Naww just kiddin it's just red cedar but it sure does have a beautiful heartwood. I forgot i had a small red cedar out back that i cut up a few months ago, so i drug a few rounds up to the house and threw em on the rack.







Nothin like the smell of fresh cut cedar!! :cheese:


----------



## kenny chaos (Feb 25, 2009)

SmokinPiney said:
			
		

> Nothin like the smell of fresh cut cedar!! :cheese:




That's debatable. :coolsmile:


----------



## TreePapa (Feb 25, 2009)

That's some right purdy wood.

Peace,
- Sequoia


----------



## Pagey (Feb 25, 2009)

I can almost smell it from Middle TN!  Yum!


----------



## Shipper50 (Feb 25, 2009)

I have some blown over cedars from when I bought my property 3 years ago. I cut some a few months back and was surprised how fragrant the wood was. I put some in the back of my ATV and left it in the garage over night.

Sure made my garage smell prudy. ;-P 

Shipper


----------



## bsruther (Feb 25, 2009)

There's a lot of eastern redcedar around here. I think it's our only native evergreen.
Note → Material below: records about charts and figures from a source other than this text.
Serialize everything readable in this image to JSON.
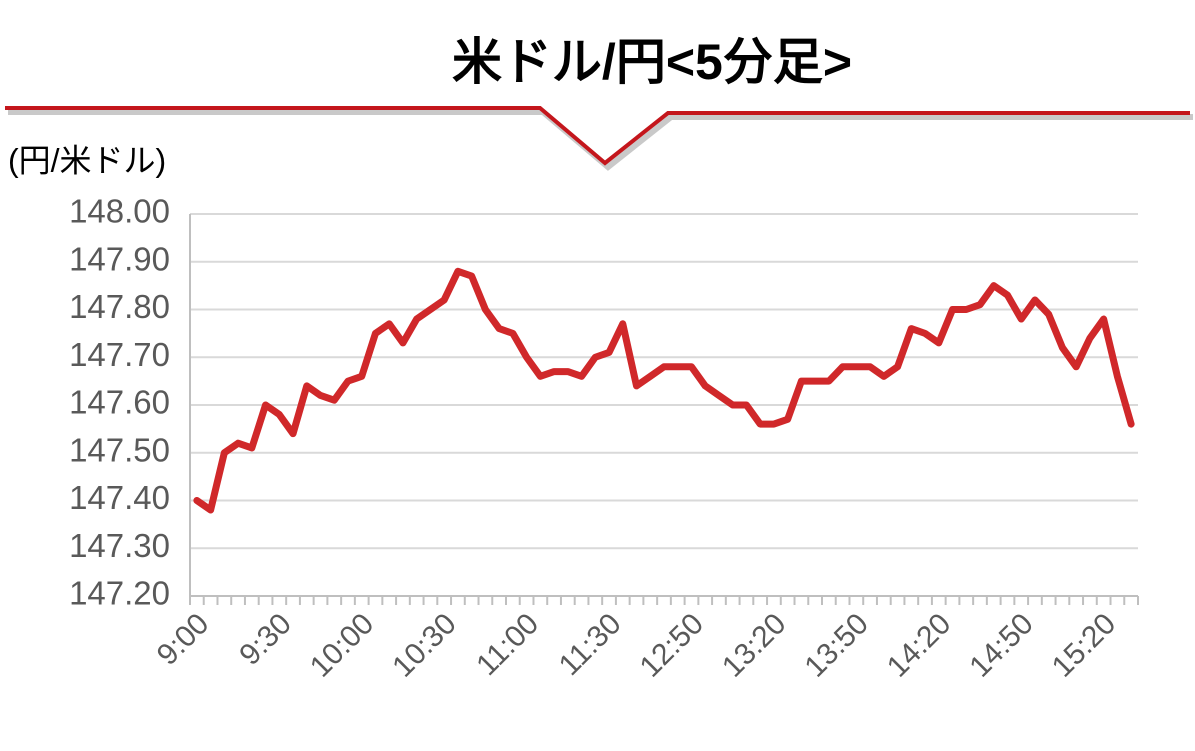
{
  "chart_data": {
    "type": "line",
    "title": "米ドル/円<5分足>",
    "y_label": "(円/米ドル)",
    "categories": [
      "9:00",
      null,
      null,
      null,
      null,
      null,
      "9:30",
      null,
      null,
      null,
      null,
      null,
      "10:00",
      null,
      null,
      null,
      null,
      null,
      "10:30",
      null,
      null,
      null,
      null,
      null,
      "11:00",
      null,
      null,
      null,
      null,
      null,
      "11:30",
      null,
      null,
      null,
      null,
      null,
      "12:50",
      null,
      null,
      null,
      null,
      null,
      "13:20",
      null,
      null,
      null,
      null,
      null,
      "13:50",
      null,
      null,
      null,
      null,
      null,
      "14:20",
      null,
      null,
      null,
      null,
      null,
      "14:50",
      null,
      null,
      null,
      null,
      null,
      "15:20",
      null,
      null
    ],
    "series": [
      {
        "name": "米ドル/円",
        "color": "#d0282a",
        "values": [
          147.4,
          147.38,
          147.5,
          147.52,
          147.51,
          147.6,
          147.58,
          147.54,
          147.64,
          147.62,
          147.61,
          147.65,
          147.66,
          147.75,
          147.77,
          147.73,
          147.78,
          147.8,
          147.82,
          147.88,
          147.87,
          147.8,
          147.76,
          147.75,
          147.7,
          147.66,
          147.67,
          147.67,
          147.66,
          147.7,
          147.71,
          147.77,
          147.64,
          147.66,
          147.68,
          147.68,
          147.68,
          147.64,
          147.62,
          147.6,
          147.6,
          147.56,
          147.56,
          147.57,
          147.65,
          147.65,
          147.65,
          147.68,
          147.68,
          147.68,
          147.66,
          147.68,
          147.76,
          147.75,
          147.73,
          147.8,
          147.8,
          147.81,
          147.85,
          147.83,
          147.78,
          147.82,
          147.79,
          147.72,
          147.68,
          147.74,
          147.78,
          147.66,
          147.56
        ]
      }
    ],
    "ylim": [
      147.2,
      148.0
    ],
    "yticks": [
      {
        "value": 147.2,
        "label": "147.20"
      },
      {
        "value": 147.3,
        "label": "147.30"
      },
      {
        "value": 147.4,
        "label": "147.40"
      },
      {
        "value": 147.5,
        "label": "147.50"
      },
      {
        "value": 147.6,
        "label": "147.60"
      },
      {
        "value": 147.7,
        "label": "147.70"
      },
      {
        "value": 147.8,
        "label": "147.80"
      },
      {
        "value": 147.9,
        "label": "147.90"
      },
      {
        "value": 148.0,
        "label": "148.00"
      }
    ],
    "grid": true
  }
}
Some people consider them pests, but I like them. It makes great kindling, but most people don't like to burn it as split wood. I like to use it for a startup fire, it gets the stove hot pretty fast. We have a redcedar in the yard that's 40-50 ft. tall with a 14" trunk and that's pretty big for a redcedar. The ice storm did a number on it, but it seems to have bounced back.
The only thing I don't like about the cedars, are the prickly needles. It's a pita to walk through a tight grove of them.


----------



## firefighterjake (Feb 25, 2009)

Very pretty wood. Do folks ever use the wood to make items out of it? I realize the cedar might be a bit soft for flooring, but what about other wood products?


----------



## karri0n (Feb 25, 2009)

I've done woodwork with it.


----------



## ChipTam (Feb 25, 2009)

I realize from all the posts that we're talking about red cedar.  However, there are a couple of purple woods out there.  Purpleheart is a tropical hardwood used especially for accent or small bits of trim in fancy woodworking.  Also, there is a purple-stained construction lumber which I believe is fire-retardent.

ChipTam


----------



## jpl1nh (Feb 26, 2009)

When I was growing up, my grandparents lived in an old, old, house in upstate NY, like 1700's old.  It had a room they called the cedar room which was paneled in cedar.  Its a beautiful wood finnished, smells great and sure repels moths.


----------



## wendell (Feb 26, 2009)

jpl1nh said:
			
		

> When I was growing up, my grandparents lived in an old, old, house in upstate NY, like 1700's old.  It had a room they called the cedar room which was paneled in cedar.  Its a beautiful wood finnished, smells great and sure repels moths.



My stove room is paneled in cedar and it is pretty good looking.


----------



## bsruther (Feb 26, 2009)

Another nice thing about eastern redcedar is how it resists rotting. A friend of mine gave me an 8" thick log this past summer that he found in his woods and he said his uncle had cut it down over 30 years ago. I cut it up and it was still purple inside and still had that same sweet aroma.
I love the smell of redcedar when it burns, it's like incense.


----------